Menurut al Hafidz Zainuddin Abul Faraj Abdurahman ibn Syihabuddiin Ahmad ibn Rajab ibn Abdurrahman ibn Hasan ibn Muhammad ibn Abil Barakat Mas’ud  al Baghdadiy al Dimasyqi al Hanbali atau  Imam Ibnu Rajab (ulama terkemuka mazhab Hanbali), rahimahullah (4 November 1335 M, Bagdad, Irak - 14 Juli 1393 M Damaskus, Suriah), dalam kitab Jami‘ul Ulum wal Hikam fi Syarhi Khamsina Haditsan min Jawami‘ al-Kalim, : "Muslim yg mampu boleh melakukan amar makruf nahi mungkar kepada umara (pemerintah) dengan tangannya, tetapi dia tetap tidak boleh memberontak kepada pemerintah tsb".

Pemberontakan, hanya akan menimbulkan kezaliman dan kerusakan yg lebih besar dibandingkan kezaliman yang dilakukan pemerintah.
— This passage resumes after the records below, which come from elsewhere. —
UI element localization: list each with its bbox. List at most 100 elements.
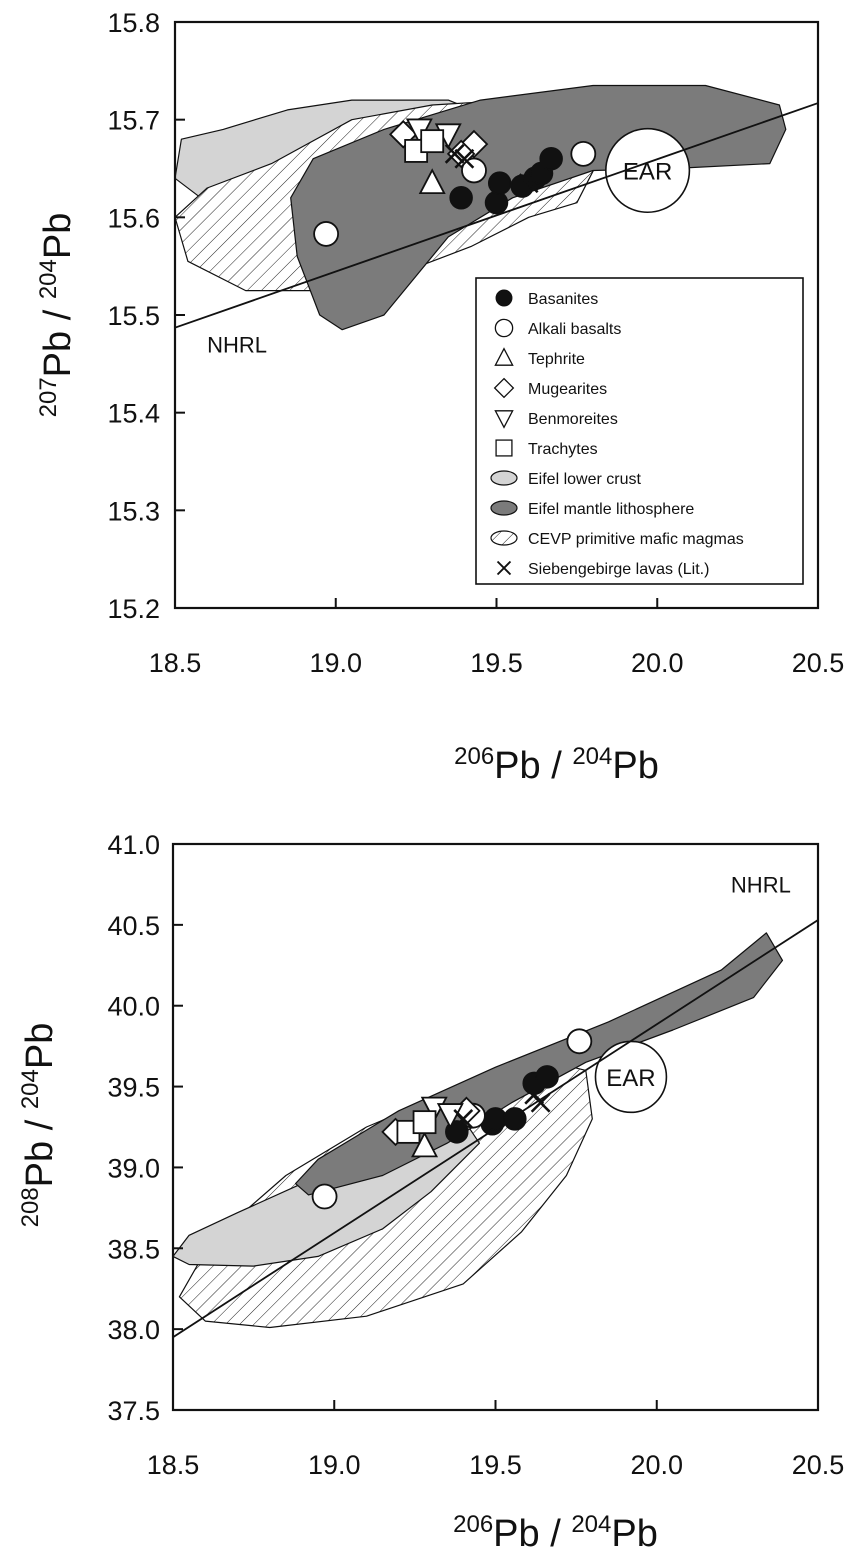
legend-trachytes-swatch (495, 439, 513, 457)
bottom-point-alkali-basalts-2 (566, 1028, 593, 1055)
top-point-tephrite-0 (418, 168, 446, 195)
legend-eifel-lower-crust-label: Eifel lower crust (528, 471, 641, 488)
top-y-tick-label-1: 15.3 (107, 496, 160, 526)
top-y-tick-label-0: 15.2 (107, 594, 160, 624)
top-point-basanites-2 (487, 171, 512, 195)
top-plot-area (175, 84, 818, 331)
bottom-y-axis-title-part-3: Pb (19, 1023, 61, 1069)
bottom-y-axis-title-part-2: 204 (17, 1069, 44, 1109)
bottom-plot-area (173, 919, 818, 1338)
bottom-y-tick-label-4: 39.5 (107, 1073, 160, 1103)
top-x-tick-label-1: 19.0 (309, 648, 362, 678)
bottom-y-tick-label-0: 37.5 (107, 1396, 160, 1426)
bottom-series-tephrite (411, 1131, 439, 1158)
bottom-y-axis-title-part-0: 208 (17, 1187, 44, 1227)
top-x-axis-title-part-2: 204 (572, 743, 612, 770)
bottom-y-tick-label-1: 38.0 (107, 1315, 160, 1345)
legend-eifel-mantle-lithosphere-swatch (490, 500, 518, 516)
bottom-x-tick-label-2: 19.5 (469, 1450, 522, 1480)
legend-siebengebirge-lavas-lit-marker (496, 560, 512, 576)
top-series-siebengebirge-lavas-lit (444, 143, 539, 194)
top-y-axis-title-part-3: Pb (37, 213, 79, 259)
legend-box (475, 277, 804, 585)
top-nhrl-label: NHRL (207, 332, 267, 357)
top-point-alkali-basalts-0 (313, 221, 340, 247)
bottom-y-tick-label-6: 40.5 (107, 911, 160, 941)
bottom-point-basanites-3 (503, 1107, 527, 1131)
bottom-point-benmoreites-1 (436, 1103, 464, 1130)
bottom-y-tick-label-3: 39.0 (107, 1153, 160, 1183)
legend-alkali-basalts-label: Alkali basalts (528, 321, 621, 338)
top-point-trachytes-1 (420, 129, 445, 154)
top-x-axis-title-part-0: 206 (454, 743, 494, 770)
bottom-x-tick-label-4: 20.5 (792, 1450, 845, 1480)
top-y-tick-label-4: 15.6 (107, 203, 160, 233)
legend-basanites-label: Basanites (528, 291, 598, 308)
top-y-tick-label-5: 15.7 (107, 106, 160, 136)
top-y-axis-title-part-2: 204 (35, 259, 62, 299)
top-x-axis-title-part-3: Pb (612, 745, 658, 787)
bottom-series-trachytes (396, 1110, 437, 1144)
bottom-x-axis-title-part-2: 204 (571, 1511, 611, 1538)
top-point-basanites-1 (484, 190, 509, 215)
bottom-point-trachytes-1 (412, 1110, 437, 1135)
legend-siebengebirge-lavas-lit-label: Siebengebirge lavas (Lit.) (528, 561, 709, 578)
bottom-series-basanites (445, 1065, 559, 1144)
plot-208pb-204pb: EAR NHRL 18.5 19.0 19.5 20.0 20.5 37.5 38.0 38.5 3… (17, 830, 845, 1550)
top-series-trachytes (404, 129, 445, 163)
legend-mugearites-marker (493, 377, 515, 399)
legend-siebengebirge-lavas-lit-swatch (496, 560, 512, 576)
bottom-point-tephrite-0 (411, 1131, 439, 1158)
top-series-basanites (449, 146, 563, 215)
top-x-tick-label-2: 19.5 (470, 648, 523, 678)
legend-mugearites-label: Mugearites (528, 381, 607, 398)
bottom-y-tick-label-2: 38.5 (107, 1234, 160, 1264)
legend-alkali-basalts-marker (494, 318, 514, 338)
bottom-y-axis-title: 208Pb / 204Pb (17, 1023, 61, 1228)
top-series-alkali-basalts (313, 140, 597, 247)
legend-eifel-lower-crust-swatch (490, 470, 518, 486)
legend-benmoreites-label: Benmoreites (528, 411, 618, 428)
top-point-siebengebirge-lavas-lit-0 (444, 143, 465, 164)
top-ear-label: EAR (623, 158, 672, 185)
bottom-point-basanites-5 (535, 1065, 559, 1089)
top-point-alkali-basalts-2 (570, 140, 597, 167)
top-y-axis-title-part-1: Pb / (37, 299, 79, 377)
top-x-tick-label-3: 20.0 (631, 648, 684, 678)
legend-cevp-primitive-mafic-magmas-label: CEVP primitive mafic magmas (528, 531, 744, 548)
top-ear-circle (605, 127, 691, 214)
top-nhrl-line (175, 102, 818, 329)
bottom-x-tick-label-0: 18.5 (147, 1450, 200, 1480)
bottom-point-alkali-basalts-0 (311, 1183, 338, 1210)
bottom-ear-label: EAR (606, 1065, 655, 1092)
legend-trachytes-marker (495, 439, 513, 457)
legend-tephrite-swatch (494, 347, 514, 366)
bottom-series-benmoreites (420, 1096, 464, 1130)
bottom-x-tick-label-3: 20.0 (630, 1450, 683, 1480)
top-point-alkali-basalts-1 (461, 157, 487, 184)
bottom-nhrl-label: NHRL (731, 872, 791, 897)
top-point-basanites-0 (449, 186, 473, 210)
bottom-x-axis-title-part-0: 206 (453, 1511, 493, 1538)
top-x-tick-label-4: 20.5 (792, 648, 845, 678)
bottom-y-tick-label-5: 40.0 (107, 992, 160, 1022)
top-y-tick-label-3: 15.5 (107, 301, 160, 331)
legend-alkali-basalts-swatch (494, 318, 514, 338)
legend-tephrite-label: Tephrite (528, 351, 585, 368)
bottom-x-axis-title: 206Pb / 204Pb (453, 1511, 658, 1550)
top-series-tephrite (418, 168, 446, 195)
legend-cevp-primitive-mafic-magmas-swatch (490, 530, 518, 546)
top-x-axis-title: 206Pb / 204Pb (454, 743, 659, 787)
top-point-basanites-6 (539, 146, 563, 171)
plot-207pb-204pb: EAR NHRL 18.5 19.0 19.5 20.0 20.5 15.2 15.3 15.4 1… (35, 8, 845, 787)
legend-basanites-marker (495, 289, 513, 307)
legend-mugearites-swatch (493, 377, 515, 399)
bottom-x-axis-title-part-1: Pb / (493, 1513, 571, 1550)
top-point-siebengebirge-lavas-lit-1 (454, 148, 475, 169)
bottom-y-tick-label-7: 41.0 (107, 830, 160, 860)
top-point-siebengebirge-lavas-lit-2 (518, 173, 539, 194)
legend-trachytes-label: Trachytes (528, 441, 598, 458)
top-y-tick-label-2: 15.4 (107, 399, 160, 429)
top-y-axis-title-part-0: 207 (35, 377, 62, 417)
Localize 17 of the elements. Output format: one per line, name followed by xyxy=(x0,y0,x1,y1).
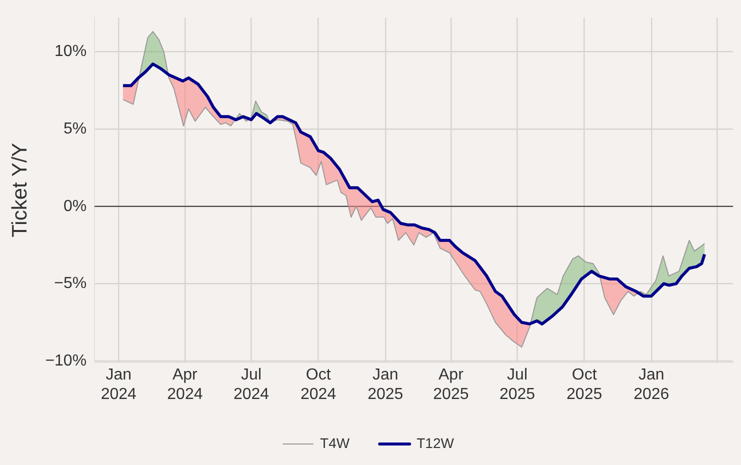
legend-label: T12W xyxy=(416,434,455,451)
y-tick-label: 10% xyxy=(54,43,87,60)
x-tick-label: Oct 2024 xyxy=(300,366,336,403)
legend-label: T4W xyxy=(320,434,350,451)
y-axis-title: Ticket Y/Y xyxy=(8,142,32,238)
x-tick-label: Oct 2025 xyxy=(566,366,602,403)
y-tick-label: 5% xyxy=(63,120,87,138)
y-tick-label: −5% xyxy=(54,275,87,292)
x-tick-label: Jan 2025 xyxy=(368,366,404,403)
x-tick-label: Jan 2024 xyxy=(100,366,137,403)
x-tick-label: Jul 2024 xyxy=(233,366,270,403)
x-tick-label: Apr 2024 xyxy=(167,366,203,403)
y-tick-label: −10% xyxy=(45,352,87,370)
x-tick-label: Jan 2026 xyxy=(634,366,670,403)
y-tick-label: 0% xyxy=(63,198,87,215)
x-tick-label: Apr 2025 xyxy=(433,366,469,403)
x-tick-label: Jul 2025 xyxy=(499,366,536,403)
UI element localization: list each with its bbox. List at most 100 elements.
Oleh karena itu, hendaknya mereka bersabar seperti kesabaran yang dituntut ketika beramar ma’ruf dan bernahi munkar dari kezaliman yg dilakukan oleh objek yang menjadi sasarannya. (Kitab Majmu Fatawa karya Abul Abbas Taqiyuddin Ahmad bin Abdul Halim bin Abdus Salam bin Abdullah bin Taimiyah al Harrani Al-Hambali atau Syaikh Ibnu Taimiyah rahimahullah, 22 Januari 1263 M Harran, Turki - 26 September 1328 M, Damaskus, Suriah).

Baca Juga: Macam-Macam Sabar

Sadruddin Abul Hasan Ali Ibn Abi al-ʻIzz Al-Hanafi Al-Asy'ari atau Al-Imam Ibnu Abil ‘Izz al-Hanafi rahimahullah (1331- 1390 M, usia 59 tahun di Damaskus) menjelaskan, “Pemerintah terkadang menyuruh kepada yang bukan ketaatan kepada Allah Subhanahu wata’ala (maksiat) maka tidak boleh ditaati selain dalam perkara yang mengandung ketaatan kepada Allah Subhanahu wata’ala dan Rasul-Nya. Adapun keharusan taat yg tetap diberikan kepada mereka meskipun jahat, karena keluar dari ketaatannya akan melahirkan kerusakan yg lebih besar daripada kejahatan yang dilakukannya.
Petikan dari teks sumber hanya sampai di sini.